President Jair Bolsonaro downplayed the destruction of the Amazon rainforest in his address to the United Nations General Assembly Tuesday, claiming Brazil was the target of a "brutal" and "shady" international campaign to discredit it.
For the second year in a row, Bolsonaro, a far-right climate-change skeptic, faced criticism as the annual assembly began for presiding over a surge in wildfires in the world's biggest rainforest.
This year, the destruction in the Amazon has been coupled with record fires in the Pantanal, the world's largest tropical wetlands.
But Bolsonaro downplayed the environmental damage and said his government was being unfairly attacked.
"We are victims of a most brutal disinformation campaign about the Amazon and the Brazilian wetlands," he said in a video address to the General Assembly.
"The Brazilian Amazon is known to be immensely rich. That explains the support given by international institutions to this campaign anchored on shady interests coupled with exploitative and unpatriotic Brazilian associations with the purpose of undermining the government and Brazil itself."
He said the fires were being set largely by indigenous farmers using traditional slash-and-burn agriculture.
But ecologists say they are in fact being driven by large-scale agriculture and land speculation in the Amazon region, where farmers and ranchers often clear land by bulldozing trees then burning them.
Bolsonaro has drawn criticism by calling for more land in the Amazon to be opened to agriculture and mining.
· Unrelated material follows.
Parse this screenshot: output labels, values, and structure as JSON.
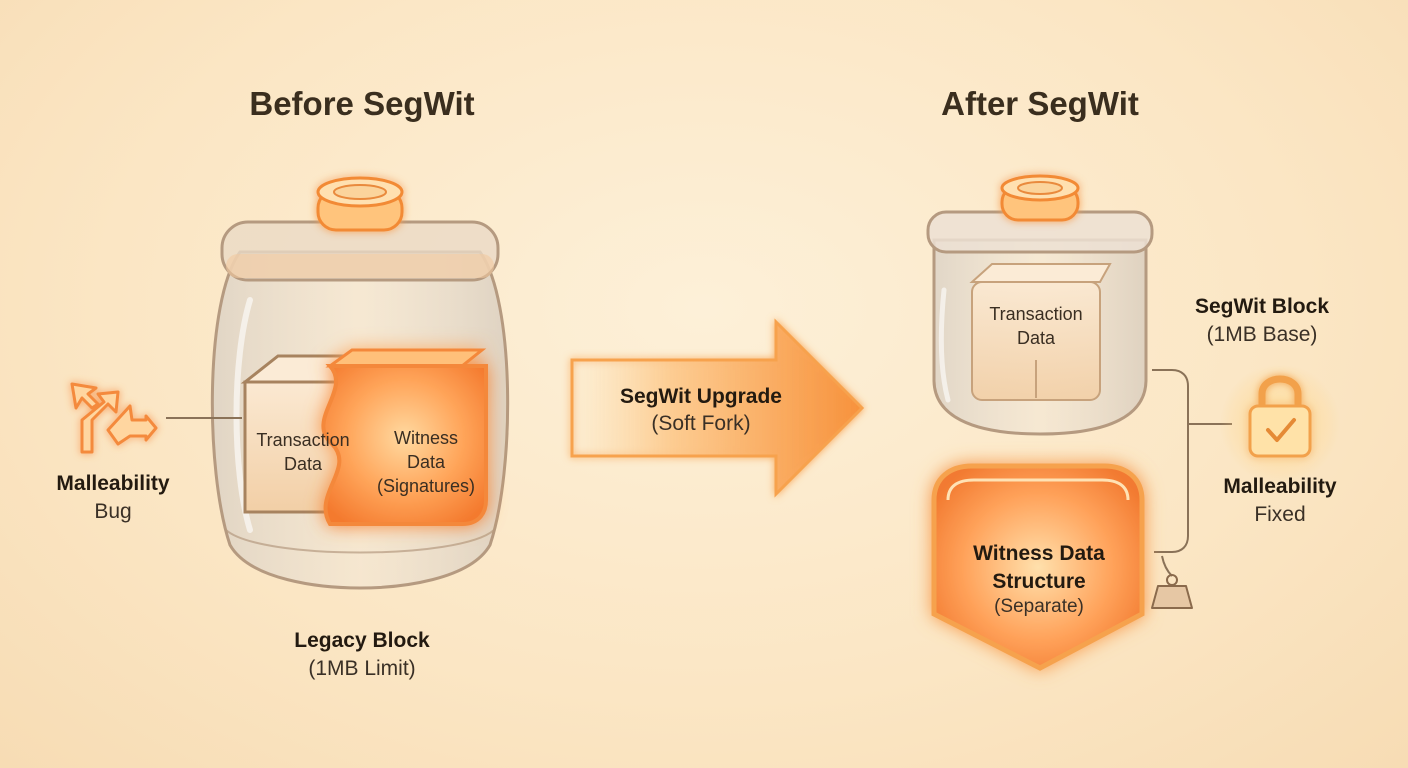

Environmental groups were quick to condemn his address.
"Bolsonaro's denialist rhetoric, even as the country burns, is a disgrace to the Brazilian people and isolates Brazil from the world," Greenpeace said in a statement.
The speech was "full of unfounded accusations and scientifically baseless inferences," said Gabriela Yamaguchi of the World Wildlife Fund's Brazil office.
In 2019, Bolsonaro's first year in office, deforestation of the Brazilian Amazon increased 85.3 percent, to a record 10,123 square kilometers (3,900 square miles) -- nearly the size of Lebanon.
So far this year, the rate is down by about five percent, though the number of fires has increased 12 percent, to 71,673.
Meanwhile, in less than nine months, 2020 has already broken the annual record for the number of fires in the Pantanal, with 16,119, burning more than 10 percent of the wetlands.